"The current dramatic world food situation reminds us of the fragility of the balance between global food supplies and the needs of the world's inhabitants, and of the fact that earlier commitments to accelerate progress towards the eradication of hunger have not been met," FAO Director-General Jacques Diouf said ahead of the summit.
The high-level meeting, to be attended by UN Secretary General Ban Ki-moon and some 40 heads of state or government, was the first global response to the recent cycle of food prices hike, aimed at winning donor pledges for urgent aid as short-term solutions and also to generate longer term strategies to safeguard food production.
"We hope that world leaders coming to Rome will agree on the urgent measures that are required to boost agricultural production, especially in the most affected countries, and at the same time protect the poor from being adversely affected by high food prices," Diouf said.
In an address to the Rome-based UN International Fund for Agricultural Development (IFAD) on Monday, Ban warned the world had come to an "alarming juncture", blaming food prices hike on lack of incentives to invest in agriculture.
"For years, falling food prices and rising production lulled the world into complacency," Ban said, "You know better than anyone how we arrived at this alarming juncture."
"Governments put off hard decisions and overlooked the need to invest in agriculture," he added, warning the food issue could trigger a cascade of other crises, affecting economic growth, social progress, and even political security around the world.

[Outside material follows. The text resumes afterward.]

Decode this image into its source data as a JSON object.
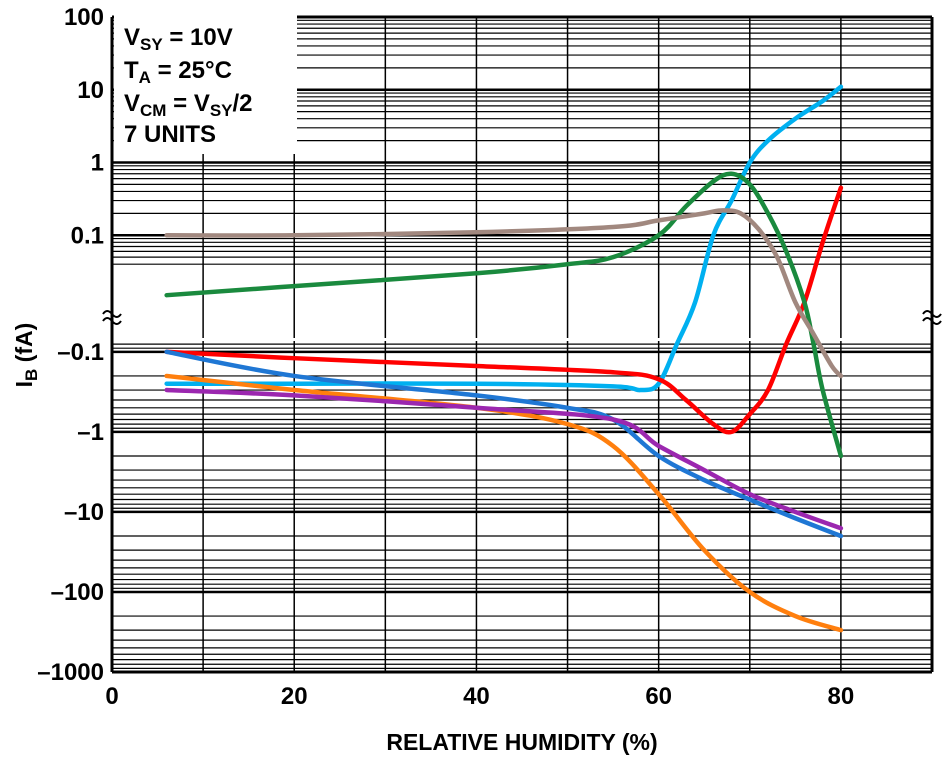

Ban was expected to call on developed countries to open markets for agriculture products from developing countries and eliminate subsidies to farmers, a thorny issue hindering the Doha Round global trade talks.
Developing countries have long complained about heavily subsidized food from Europe and the United States being dumped on their markets, damaging their own farmers.
In an interview with Financial Times, Diouf urged rich countries to increase their aid to agriculture tenfold to 30 billion US dollars a year to help resolve the global food crisis.